Is corporate finance a good degree?

I like finance, and I’m looking for job security and a career. I thought it was a good choice, but now I’m hearing it’s borderline useless. Banks hire all majors, and they can teach you wherever you need, rendering your degree useless. I could switch to accounting, but it doesn’t particularly interest me and it sets me back a semester.

What should I do?

Where are you hearing that banks hire all majors?

http://cogitansiuvenis.blogspot.com/2012/08/dont-get-finance-degree.html

I read this blog while reading about things for an MBA. It kinda freaked me out. I did more research and many people are just putting it down all together, claiming it’s a useless major.

It’s pretty dangerous to use anecdotal evidence from blog posts and extrapolate that to indicate a trend. I understand where he is coming from though and keep in mind he also graduated in 2008. It’s not surprising that finance was the most popular major given the popularity of wall street jobs leading up to the recession and the subsequent fallout which was literally the worst possible time for anyone in the finance industry. If you look back through his posts they basically attack the university system and value of degrees both liberal arts and the sciences, so you have to take his tone with a grain of salt

As a finance major there was a distinct difference in the performance of junior interns that already knew the fundamentals of financial modeling. When you only have 3 months to prove yourself, having a solid foundation can make a large difference towards locking down a full time offer.

Yes many of the skills you need are learned on the job but that literally applies to almost any career. It’s not difficult to understand the calculations or the processes, but understanding the reasoning for certain actions is difficult to learn quickly. Some people have the aptitude to adapt in that type of opportunity so you will hear about how some non-relevant majors are able to break into the industry but it is not anywhere near as common as you might think.
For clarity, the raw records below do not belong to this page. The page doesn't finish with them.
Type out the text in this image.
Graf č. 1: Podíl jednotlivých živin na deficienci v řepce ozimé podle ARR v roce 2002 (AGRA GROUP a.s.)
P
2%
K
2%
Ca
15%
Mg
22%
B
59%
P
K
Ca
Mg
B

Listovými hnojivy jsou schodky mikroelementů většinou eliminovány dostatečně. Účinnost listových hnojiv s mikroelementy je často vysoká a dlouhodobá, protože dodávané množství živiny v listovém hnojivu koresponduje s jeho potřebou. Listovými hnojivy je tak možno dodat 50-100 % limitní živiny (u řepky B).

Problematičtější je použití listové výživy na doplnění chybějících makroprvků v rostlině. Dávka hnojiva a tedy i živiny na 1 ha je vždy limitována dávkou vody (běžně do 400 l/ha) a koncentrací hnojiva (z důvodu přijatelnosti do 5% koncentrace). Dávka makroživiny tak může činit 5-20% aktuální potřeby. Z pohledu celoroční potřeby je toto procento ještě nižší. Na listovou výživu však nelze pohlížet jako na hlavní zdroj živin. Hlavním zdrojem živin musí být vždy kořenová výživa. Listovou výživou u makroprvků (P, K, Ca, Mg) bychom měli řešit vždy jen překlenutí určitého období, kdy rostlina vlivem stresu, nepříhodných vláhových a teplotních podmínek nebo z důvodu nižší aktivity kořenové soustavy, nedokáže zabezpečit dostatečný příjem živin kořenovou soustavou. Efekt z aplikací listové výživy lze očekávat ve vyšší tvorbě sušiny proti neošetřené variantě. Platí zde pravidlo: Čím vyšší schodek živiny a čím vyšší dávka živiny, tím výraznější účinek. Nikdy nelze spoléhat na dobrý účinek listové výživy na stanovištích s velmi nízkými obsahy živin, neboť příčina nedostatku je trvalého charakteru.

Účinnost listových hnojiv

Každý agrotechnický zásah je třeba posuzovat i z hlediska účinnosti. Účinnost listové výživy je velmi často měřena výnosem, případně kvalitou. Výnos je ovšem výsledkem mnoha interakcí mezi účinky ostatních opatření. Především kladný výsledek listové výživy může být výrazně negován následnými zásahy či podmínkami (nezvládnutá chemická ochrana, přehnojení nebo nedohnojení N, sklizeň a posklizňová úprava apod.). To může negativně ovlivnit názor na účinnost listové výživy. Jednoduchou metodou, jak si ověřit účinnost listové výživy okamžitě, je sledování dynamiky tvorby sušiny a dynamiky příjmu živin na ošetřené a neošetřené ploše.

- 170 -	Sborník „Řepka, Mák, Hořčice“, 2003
The blog poster also didn’t go to a target school which he identifies as the exception to his devaluation of finance degrees and I would agree with that. If you look at the acceptance rates of top banks (Morgan Stanley had 90k applications and gave out 1k offers), the chances of candidates from non-target schools being considered are not in their favor. Think about how many top tier institutions there are, the size of each of those graduating classes, and how many of those 1k spots will be filled before recruiters consider pulling in candidates from other schools.
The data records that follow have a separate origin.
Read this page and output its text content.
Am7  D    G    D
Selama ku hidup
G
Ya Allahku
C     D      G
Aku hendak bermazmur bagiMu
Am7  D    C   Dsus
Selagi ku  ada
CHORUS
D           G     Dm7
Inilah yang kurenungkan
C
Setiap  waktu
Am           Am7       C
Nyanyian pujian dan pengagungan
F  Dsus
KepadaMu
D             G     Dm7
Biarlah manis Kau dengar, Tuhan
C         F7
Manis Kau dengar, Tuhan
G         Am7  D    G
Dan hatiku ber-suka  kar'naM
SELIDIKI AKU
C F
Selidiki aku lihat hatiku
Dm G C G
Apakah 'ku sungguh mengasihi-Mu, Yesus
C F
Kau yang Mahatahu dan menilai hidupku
This is why networking and who you know is an important part of interviews regardless of what school you go to. I won’t go into the value of a university degree but I do agree it has become commoditized to a point and the level competition forces you to work harder than finance graduates of decades past.

Make an appointment with career services and see where finance majors with your profile end up working. I’m a CPA but I would not suggest switching to accounting if you don’t like it.

Well, what would you do? Finance or Accounting? Accounting is no real interest to me. Then again, I’m in it for a good paying job out of college. I don’t go to a target school. It would also set me back a semester.

“Then again, I’m in it for a good paying job out of college. I don’t go to a target school.”

Whats your definition of a good paying job? I ask because there’s many people that come to these forums and think that having a finance degree will get them a wall street investing job making six digit salaries right out of college, when in reality that rarely happens. Honestly, depending on where you live (cost of living), most majors will cap around $55,000 right out of their undergraduate unless you go to a target school.

Yes there are exceptions to this rule.